Wednesday, September 28, 2005

poememo-nos (p/ Lolaviola e Freyja)


Deitados estão os corpos.
Estendo a pena e toco-te, levemente
Estremecendo um corpo, dois... os três
Num arrojo de volúpia propagada
Qual onda sísmica gerada.

Debruçado, detenho os lábios
Sobre a triangular delta delicada
E responde em agonia a tua pele suave
No calor húmido dos meus lábios arrepiada.
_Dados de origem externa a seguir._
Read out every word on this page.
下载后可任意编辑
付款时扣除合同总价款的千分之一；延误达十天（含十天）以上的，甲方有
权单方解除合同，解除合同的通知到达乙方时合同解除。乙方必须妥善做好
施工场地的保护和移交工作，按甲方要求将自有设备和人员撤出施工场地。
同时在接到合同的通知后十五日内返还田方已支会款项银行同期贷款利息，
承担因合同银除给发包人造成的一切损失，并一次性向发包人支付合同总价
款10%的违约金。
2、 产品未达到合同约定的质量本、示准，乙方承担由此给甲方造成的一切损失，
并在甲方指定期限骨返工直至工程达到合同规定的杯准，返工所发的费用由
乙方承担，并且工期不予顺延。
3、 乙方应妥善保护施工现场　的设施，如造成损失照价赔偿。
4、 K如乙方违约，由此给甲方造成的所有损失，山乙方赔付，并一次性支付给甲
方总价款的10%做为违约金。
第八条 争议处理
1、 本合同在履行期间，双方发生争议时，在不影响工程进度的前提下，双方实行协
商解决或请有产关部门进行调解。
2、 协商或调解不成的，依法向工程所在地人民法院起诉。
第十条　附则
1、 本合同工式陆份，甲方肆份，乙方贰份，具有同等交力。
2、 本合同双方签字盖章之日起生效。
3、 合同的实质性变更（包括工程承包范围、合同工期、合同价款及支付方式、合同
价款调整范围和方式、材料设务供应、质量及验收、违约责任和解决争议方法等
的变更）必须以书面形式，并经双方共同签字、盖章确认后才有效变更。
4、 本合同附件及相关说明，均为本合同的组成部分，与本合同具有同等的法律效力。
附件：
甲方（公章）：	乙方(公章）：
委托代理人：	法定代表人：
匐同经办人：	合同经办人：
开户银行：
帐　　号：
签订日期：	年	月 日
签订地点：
E um suspiro livre liberta outro
Como eco de um só desejo à vez
Dividido, ou multiplicado, por três.

O dedo, essa pena de poeta
Inscreve sinusóides nos corpos
Jazentes, adjacentes, ardentes.

E neste escuro background
Eleva-se o claro coro dos gemidos
De desejos, há muito, contidos
Vogando como pássaros
De uma gaiola fugidos
Que nas paredes imaginárias
Embatem tontos, entorpecidos.

Procurando decantar o sentir
Perco-me nos sentidos
Numa ânsia inútil
De sintetizar o imaterial
Esquecendo que ao momento
Pertencem as emoções
E que só elas nele contam
Pois que os pássaros não cantam
Ao longo das quatro estações
E as flores não subsistem eternamente
Nas suas policromas decorações.

E os olhos, essas estrelas
Que o firmamento emprestou
Para sinalizar rotas, e vê-las
No universo, como faróis
Quedam-se cerrados
Deixando a outros sentidos
O sentido da navegação
Por entre ilhas e atóis
E pelos corpos siderais
O teu, o dela, e este meu
Naves espácio-temporais.

E gravito em torno dos vossos corpos cósmicos
Como satélite em perigosa espiral descendente
Prestes a despenhar-se.
E emito um grito ensurdecedor, inaudível… urgente.

Poememo-nos, já!

Ele
2005-09-26



1 Comments:

Blogger senhor zebedeu said...

o poema tá giro, tá...
mas não ponhas o "word verification" nos settings, não...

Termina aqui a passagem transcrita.